Satrapi, who made her huge name in the animated world with Persepolis, revels in the live-action world: this is still a cartoon of sorts, after all, with it tone both uneasy and misaligned, much like if The Simpsons made a full-length Itchy and Scratchy cartoon but made strictly for adults. Indeed, you would be forgiven for thinking that all the film really lacks is some zany special effects and sound mixes, and you have yourself one ferocious adult animation.
The film also benefits from the lack of CGI, with Satrapi utilising minimal computer-usage here (the majority used to animated the animals, Mr.
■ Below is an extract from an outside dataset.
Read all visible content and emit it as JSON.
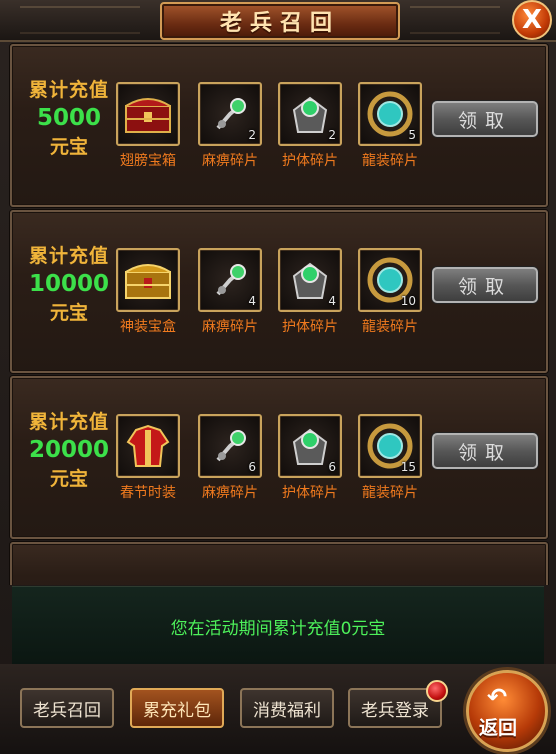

Whiskers and Bosco) instead having her actors (namely Arterton, a great sport throughout) interacting with Reynolds through the “old-fashioned” hole in the floor techniques, rather than have him look at a tennis ball, which adds some nice texture to the film.
But for all the unconventional touches and freshness that comes with the concept, this is after all a serial killer film, which does make for an uneasy watch at times. Sure it has its drollness, but there is no denying that the film is gory ans will certainly make you fidget and squirm in equal measure, which will no doubt be too much, and justifiably so.
Brimming with inventiveness, The Voices is a brilliantly original and refreshing black comedy well worthy of your time. It’s nature and tone is a curate’s egg that will put off many, but set your eyes and ears to the right frequency, and you have one of the year’s strangest but thoroughly enjoyable entities.